人の視線の高さや、人との距離、段数によってさまざまなモアレが表面に現れるSHELF「MIRAGE」。これが私たちの担当した什器です。モアレを生じさせる規則性のある模様として、パンチングを施したステンレスを使って、全く同じ形のシェルフを20段つくる。

当初は言葉にすると簡単なように聞こえましたが、全く同じ形を20段ということは、全く同じ寸法、形状にしなければならないということです。加工精度にばらつきがあっては、重ねたときの一体感が出ないということがわかり、ものづくりの知識と経験が乏しい私たちにとっては、あまりにも困難な条件でした。

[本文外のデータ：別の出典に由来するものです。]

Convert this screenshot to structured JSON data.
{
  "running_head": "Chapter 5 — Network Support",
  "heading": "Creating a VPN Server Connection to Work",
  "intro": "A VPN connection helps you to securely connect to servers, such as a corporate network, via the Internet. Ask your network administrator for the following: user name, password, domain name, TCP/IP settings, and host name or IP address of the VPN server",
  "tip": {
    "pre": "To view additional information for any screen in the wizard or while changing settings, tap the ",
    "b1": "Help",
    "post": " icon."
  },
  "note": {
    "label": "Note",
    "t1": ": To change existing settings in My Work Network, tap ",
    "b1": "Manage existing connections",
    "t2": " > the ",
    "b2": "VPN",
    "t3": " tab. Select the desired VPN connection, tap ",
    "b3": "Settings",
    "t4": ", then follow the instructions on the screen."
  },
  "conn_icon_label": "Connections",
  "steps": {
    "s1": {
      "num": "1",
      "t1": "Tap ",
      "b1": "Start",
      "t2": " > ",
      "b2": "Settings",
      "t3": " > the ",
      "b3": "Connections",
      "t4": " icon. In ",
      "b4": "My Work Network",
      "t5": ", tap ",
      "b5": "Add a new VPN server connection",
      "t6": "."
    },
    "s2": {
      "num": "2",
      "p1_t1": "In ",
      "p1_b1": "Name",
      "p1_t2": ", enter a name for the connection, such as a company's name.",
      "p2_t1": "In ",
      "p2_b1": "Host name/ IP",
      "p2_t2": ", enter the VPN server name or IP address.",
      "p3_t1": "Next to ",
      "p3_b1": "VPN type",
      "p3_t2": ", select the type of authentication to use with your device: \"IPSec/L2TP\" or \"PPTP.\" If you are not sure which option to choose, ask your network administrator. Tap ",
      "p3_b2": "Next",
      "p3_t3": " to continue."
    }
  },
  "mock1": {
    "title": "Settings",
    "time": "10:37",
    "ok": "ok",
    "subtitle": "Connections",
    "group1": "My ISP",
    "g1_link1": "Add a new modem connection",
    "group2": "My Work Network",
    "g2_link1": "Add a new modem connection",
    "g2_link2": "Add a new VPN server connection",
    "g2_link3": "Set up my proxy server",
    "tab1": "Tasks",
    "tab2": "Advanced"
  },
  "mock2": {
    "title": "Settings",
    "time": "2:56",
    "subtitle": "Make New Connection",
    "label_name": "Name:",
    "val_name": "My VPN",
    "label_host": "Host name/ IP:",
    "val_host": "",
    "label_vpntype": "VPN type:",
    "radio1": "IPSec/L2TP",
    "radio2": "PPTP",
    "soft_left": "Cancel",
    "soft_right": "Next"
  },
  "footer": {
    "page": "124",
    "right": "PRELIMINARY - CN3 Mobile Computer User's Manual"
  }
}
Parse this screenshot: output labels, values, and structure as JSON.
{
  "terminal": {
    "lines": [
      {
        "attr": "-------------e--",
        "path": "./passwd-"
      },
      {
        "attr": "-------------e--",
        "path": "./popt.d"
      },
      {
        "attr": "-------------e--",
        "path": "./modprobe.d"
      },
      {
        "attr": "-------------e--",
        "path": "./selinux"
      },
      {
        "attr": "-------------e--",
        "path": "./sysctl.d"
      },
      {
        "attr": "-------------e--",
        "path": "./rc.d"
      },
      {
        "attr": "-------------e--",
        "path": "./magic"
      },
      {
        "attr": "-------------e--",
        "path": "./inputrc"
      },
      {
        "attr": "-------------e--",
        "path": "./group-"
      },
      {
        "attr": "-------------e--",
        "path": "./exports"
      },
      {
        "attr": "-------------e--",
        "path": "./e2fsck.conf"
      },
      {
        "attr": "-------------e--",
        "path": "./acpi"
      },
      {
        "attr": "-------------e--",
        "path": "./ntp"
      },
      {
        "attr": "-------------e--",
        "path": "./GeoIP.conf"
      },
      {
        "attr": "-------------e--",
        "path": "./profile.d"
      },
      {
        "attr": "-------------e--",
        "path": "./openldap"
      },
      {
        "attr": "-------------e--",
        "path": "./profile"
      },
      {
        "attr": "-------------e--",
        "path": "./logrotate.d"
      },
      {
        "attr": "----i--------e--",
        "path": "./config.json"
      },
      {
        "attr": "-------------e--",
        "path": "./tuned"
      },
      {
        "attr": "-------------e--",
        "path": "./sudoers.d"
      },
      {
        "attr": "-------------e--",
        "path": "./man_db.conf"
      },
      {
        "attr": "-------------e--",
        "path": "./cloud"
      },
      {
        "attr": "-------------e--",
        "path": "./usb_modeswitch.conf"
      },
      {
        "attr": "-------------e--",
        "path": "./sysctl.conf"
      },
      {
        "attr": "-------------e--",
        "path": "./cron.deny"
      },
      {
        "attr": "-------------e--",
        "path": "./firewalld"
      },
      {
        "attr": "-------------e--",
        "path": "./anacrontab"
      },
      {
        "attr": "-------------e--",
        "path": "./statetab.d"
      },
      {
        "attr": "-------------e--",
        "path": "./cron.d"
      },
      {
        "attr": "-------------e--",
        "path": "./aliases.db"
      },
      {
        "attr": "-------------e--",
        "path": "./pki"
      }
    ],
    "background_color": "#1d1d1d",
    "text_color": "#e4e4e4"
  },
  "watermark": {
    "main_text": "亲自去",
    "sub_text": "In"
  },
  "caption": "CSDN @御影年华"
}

しかし、与えられた条件の中で、クライアントの要求を実現するにはどうすることがベストなのかを、確かな根拠を持って整理していくうちに、少しずつ出口が見えてきました。

3カ月の間、何度も回り道をし、幾度となくチーム内で揉めながらも、多くの方々の協力のもとに完成したSHELFは、「ものづくり」の達成感を与えてくれました。これから先待ち構えているのであろう多くの壁にも、チーム丹青として向かっていけば必ずベストな答えを導き出せる、そんなことを感じさせてくれた「MIRAGE」に感謝したいと思います。(文/帯川裕丞、CS事業部 コミュニケーションデザイン統括部 デザイナー)

「MIRAGE」
デザイン:小林幹也(MIKIYA KOBAYASHI DESIGN)
協力会社:(有)イーシー・キッツ、海内工業(株) ほか
撮影:尾鷲陽介

展示や内装の設計・施工を手がける丹青社が、2009 年から新入社員教育の一環として行っている「SHELF制作研修」。本連載では、研修に参加された丹青社の方々に、それぞれの作品について語っていただきます。また、この研修成果については、20119月27日(火)〜10月5日(水)までアクシスギャラリーで開催された「人づくりプロジェクト SHELF展」において、展示報告されました。